Finalement, ces diverses tentatives artistiques de communication chimique avec des végétaux et d’autres animaux – qui semblent répondre aux invitations de certains scientifiques, comme Laurent Tillon ou François Sarano, à s’engager dans des échanges avec le non-humain – n’en sont pas réellement. Elles sont plutôt des tentatives de sensibilisation, au sens littéral. Des injonctions à ne plus être ces « incorrigibles humains » (LABOU TANSI : 2005) de notre épigraphe. Des injonctions à penser autrement nos relations avec l’altérité du vivant, nos liens et nos différences, notre statut et notre place au sein du monde, au sein des mondes, grâce à des interfaces sensorielles qui soulignent notre capacité commune non seulement à communiquer, mais surtout à respirer et à sentir, au sens le plus large25. Ce qui, en somme, fait la communauté du vivant.

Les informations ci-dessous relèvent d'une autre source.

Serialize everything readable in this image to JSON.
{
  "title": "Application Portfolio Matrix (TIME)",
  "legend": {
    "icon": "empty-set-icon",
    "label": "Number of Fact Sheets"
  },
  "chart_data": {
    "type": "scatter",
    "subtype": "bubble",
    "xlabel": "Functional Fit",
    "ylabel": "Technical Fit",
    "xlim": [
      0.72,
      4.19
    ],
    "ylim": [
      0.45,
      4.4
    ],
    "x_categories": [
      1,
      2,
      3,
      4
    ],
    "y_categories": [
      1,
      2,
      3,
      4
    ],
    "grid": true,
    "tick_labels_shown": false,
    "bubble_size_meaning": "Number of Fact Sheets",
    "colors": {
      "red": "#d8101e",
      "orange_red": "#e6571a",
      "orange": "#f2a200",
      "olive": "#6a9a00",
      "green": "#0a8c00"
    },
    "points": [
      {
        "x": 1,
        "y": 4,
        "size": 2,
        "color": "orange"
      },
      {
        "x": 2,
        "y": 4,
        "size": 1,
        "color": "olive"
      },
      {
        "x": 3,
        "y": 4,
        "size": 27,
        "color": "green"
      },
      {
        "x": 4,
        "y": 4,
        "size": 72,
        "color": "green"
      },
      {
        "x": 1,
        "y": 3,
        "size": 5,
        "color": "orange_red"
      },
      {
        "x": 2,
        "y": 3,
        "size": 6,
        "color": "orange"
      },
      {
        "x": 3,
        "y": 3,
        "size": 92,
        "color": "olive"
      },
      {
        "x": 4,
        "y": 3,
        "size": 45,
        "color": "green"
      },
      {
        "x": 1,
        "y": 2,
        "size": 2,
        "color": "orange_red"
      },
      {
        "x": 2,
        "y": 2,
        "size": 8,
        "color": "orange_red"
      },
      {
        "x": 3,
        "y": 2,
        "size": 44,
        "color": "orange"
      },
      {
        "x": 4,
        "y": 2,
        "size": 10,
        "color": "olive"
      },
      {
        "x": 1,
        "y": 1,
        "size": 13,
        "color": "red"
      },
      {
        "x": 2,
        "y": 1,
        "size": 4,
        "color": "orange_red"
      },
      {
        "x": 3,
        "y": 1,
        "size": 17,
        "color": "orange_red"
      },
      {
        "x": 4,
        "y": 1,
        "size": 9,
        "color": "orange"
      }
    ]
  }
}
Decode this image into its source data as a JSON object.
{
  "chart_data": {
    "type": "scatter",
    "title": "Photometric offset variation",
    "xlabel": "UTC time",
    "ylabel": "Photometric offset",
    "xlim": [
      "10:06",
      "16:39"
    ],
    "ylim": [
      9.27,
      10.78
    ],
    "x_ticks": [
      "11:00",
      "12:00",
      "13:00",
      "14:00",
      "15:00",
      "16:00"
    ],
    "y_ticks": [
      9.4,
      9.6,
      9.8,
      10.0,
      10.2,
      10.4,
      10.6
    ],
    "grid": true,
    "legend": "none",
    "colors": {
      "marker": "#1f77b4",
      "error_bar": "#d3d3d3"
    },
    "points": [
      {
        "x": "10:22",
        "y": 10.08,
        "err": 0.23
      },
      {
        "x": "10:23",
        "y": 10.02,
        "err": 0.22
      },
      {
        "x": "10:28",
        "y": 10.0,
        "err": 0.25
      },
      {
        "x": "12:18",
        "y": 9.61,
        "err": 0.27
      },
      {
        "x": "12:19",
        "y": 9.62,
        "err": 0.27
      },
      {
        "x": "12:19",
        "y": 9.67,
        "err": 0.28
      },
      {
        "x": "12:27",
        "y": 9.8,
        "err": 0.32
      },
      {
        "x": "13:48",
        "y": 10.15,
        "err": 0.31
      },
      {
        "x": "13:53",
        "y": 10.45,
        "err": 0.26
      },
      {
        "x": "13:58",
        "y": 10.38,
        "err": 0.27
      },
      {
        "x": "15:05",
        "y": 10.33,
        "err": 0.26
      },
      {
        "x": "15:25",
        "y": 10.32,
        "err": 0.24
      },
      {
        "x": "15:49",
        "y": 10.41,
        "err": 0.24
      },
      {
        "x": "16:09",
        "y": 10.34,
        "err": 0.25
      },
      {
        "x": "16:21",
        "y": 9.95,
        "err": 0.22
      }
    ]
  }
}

Respirer ensemble : le monde en partage
Au-delà de la dimension interlocutoire et relationnelle des œuvres olfactives inspirées par la communication chimique des agents non humains, l’olfaction au cœur de ces travaux joue un autre rôle. Les odeurs, pénétrantes, sont en effet révélatrices de « la coexistence du moi et du monde » (CORBIN : 1986, p. 15). Or, au sein de la crise écologique sans précédent qu’elle a engendrée, l’humanité a besoin de nouvelles approches qui promeuvent une reconnexion, un sentiment profond de coexistence et de co-dépendance avec la biosphère. Le psychologue norvégien Per Espen Stoknes suggère que l’air – l’un des deux médiums capables de porter les odeurs – pourrait être le support de cette reconnexion (ESPEN STOKNES : 2015). Souvent envisagé comme une abstraction, l’air est un élément qu’il est difficile de concevoir comme une matérialité complexe, restant souvent pensé comme synonyme de « vide ».
[Or] aussi longtemps que nous ferons l’expérience des profondeurs invisibles qui nous entourent comme d’un espace vide, nous serons en mesure de nier, ou de dénier, notre interdépendance radicale avec les autres animaux, les plantes et la terre vivante qui nous nourrit. […] C’est seulement lorsque nous commençons, à nouveau, à faire attention à notre immersion dans l’air invisible, à en faire l’expérience, que nous commençons à nous souvenir de ce que signifie être pleinement partie du monde (ABRAM : 2013, p. 338-339).
En effet, à moins qu’il ne soit significativement perturbé, les caractéristiques d’un milieu ont tendance à échapper à la perception. Pour combler cette forme de lacune au sein de l’expérience, Marshall McLuhan postule que nous avons besoin de l’art pour créer des « anti-environnements » (MCLUHAN, MOOS : 1997) qui nous permettent de nouvelles stratégies d’attention pour percevoir et comprendre ce qui, autrement, resterait imperceptible. Dans le cas de l’air, la solution pour l’introduire dans la sphère d’expérience des gens peut être ainsi de le rendre « explicite » (SLOTERDIJK : 2009), exigence à laquelle semblent répondre les nouvelles approches et pratiques d’un art respirable26. Parce qu’elles le rendent perceptible, de même que les échanges volatils constants qui s’y jouent, celles-ci peuvent en effet contribuer à contrer l’« oubli de l’air » (IRIGARAY : 1983) et à nous faire comprendre intimement que nous avons tous, vivants, le monde en partage.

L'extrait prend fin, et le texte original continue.